Change and magic

Posted on May 1, 2012
Filed Under book review, identity, radio show, Taylor Ellwood | Leave a Comment

Change is one of those understated elements of magic that is part of any and everyone’s process. That’s probably why its understated, because change of some kind or another is expected to occur when you do magical work. So why even focus on it?

I think it is worth focusing on, especially when we look at change in conjunction with results. Your result is the explicit indicator that change has occurred. Without a result you wouldn’t really know if your magic worked. But change is more than just a result. Change is a transformation of the environment around you and within you.Respecting that aspect of the magical process is really important for understanding how magic work. There needs to be a change built into your process. Magic is a causative agent of change, and the employment of it is a signal that you want to bring change into your life. But its also worth noting that even though you might get a specific result, you might also get other changes that are connected to the result, but weren’t necessarily desired. This occurs, not because of the magic, but because of a lack of specificity about the result, or because specific consequences are triggered when a specific result occurs.

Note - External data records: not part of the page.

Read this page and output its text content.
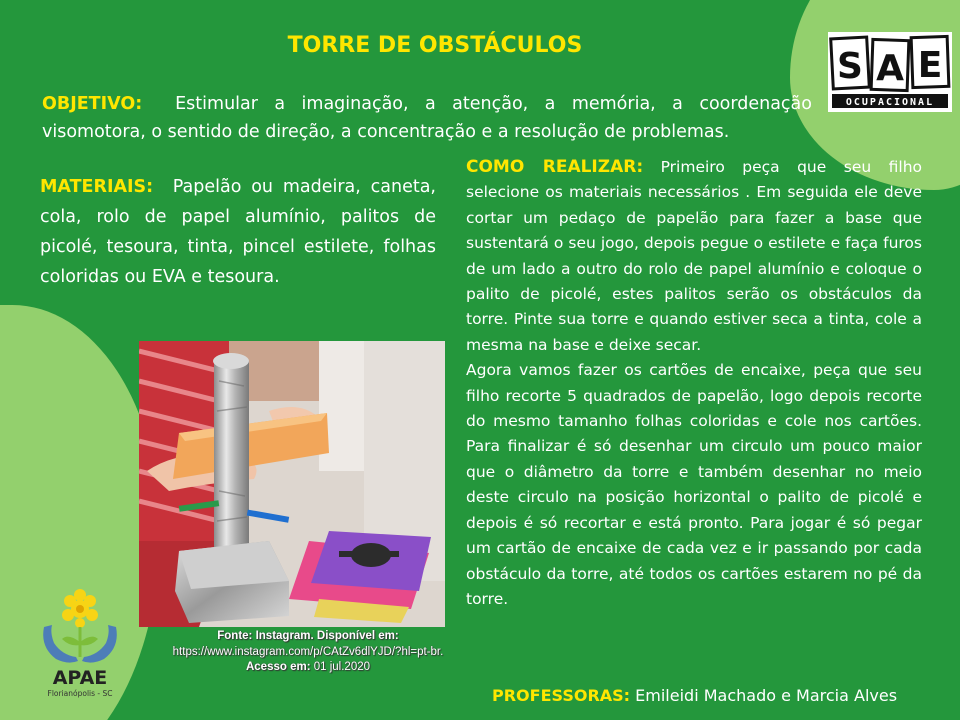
TORRE DE OBSTÁCULOS
OBJETIVO: Estimular a imaginação, a atenção, a memória, a coordenação visomotora, o sentido de direção, a concentração e a resolução de problemas.
MATERIAIS: Papelão ou madeira, caneta, cola, rolo de papel alumínio, palitos de picolé, tesoura, tinta, pincel estilete, folhas coloridas ou EVA e tesoura.

COMO REALIZAR: Primeiro peça que seu filho selecione os materiais necessários . Em seguida ele deve cortar um pedaço de papelão para fazer a base que sustentará o seu jogo, depois pegue o estilete e faça furos de um lado a outro do rolo de papel alumínio e coloque o palito de picolé, estes palitos serão os obstáculos da torre. Pinte sua torre e quando estiver seca a tinta, cole a mesma na base e deixe secar.

Agora vamos fazer os cartões de encaixe, peça que seu filho recorte 5 quadrados de papelão, logo depois recorte do mesmo tamanho folhas coloridas e cole nos cartões. Para finalizar é só desenhar um circulo um pouco maior que o diâmetro da torre e também desenhar no meio deste circulo na posição horizontal o palito de picolé e depois é só recortar e está pronto. Para jogar é só pegar um cartão de encaixe de cada vez e ir passando por cada obstáculo da torre, até todos os cartões estarem no pé da torre.

Fonte: Instagram. Disponível em:
https://www.instagram.com/p/CAtZv6dlYJD/?hl=pt-br. Acesso em: 01 jul.2020
PROFESSORAS: Emileidi Machado e Marcia Alves
S A E
OCUPACIONAL
APAE
Florianópolis - SC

Change is a constant in our lives. We change moment to moment, but intentional change is something a person chooses to create, and that’s what makes magic distinct. It’s a methodology used to to produce intentional changes. When we recognize that change is intentional, then perhaps we consider it more carefully, recognizing that what it brings isn’t just a result, but also the consequences that come with that result.

Radio Interview

If you missed the interview on Stirring the Cauldron you can listen to it here. It was a good interview with some great questions.

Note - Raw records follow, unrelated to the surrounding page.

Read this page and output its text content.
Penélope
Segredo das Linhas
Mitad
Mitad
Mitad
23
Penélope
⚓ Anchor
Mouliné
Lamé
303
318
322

Book Review: Rebounders by Rick Newman

In this book, Newman discusses the characteristics of the rebounder, a person who is able to take failure and turn it into success by learning from it. Newman uses over nine case studies to demonstrate how various people have rebounded from failures and mistakes to become successful in their fields, while highlighting the mental skills and tools that are necessary to accomplish this. I found the stories to be inspiring and useful for helping me see how I could become a better rebounder.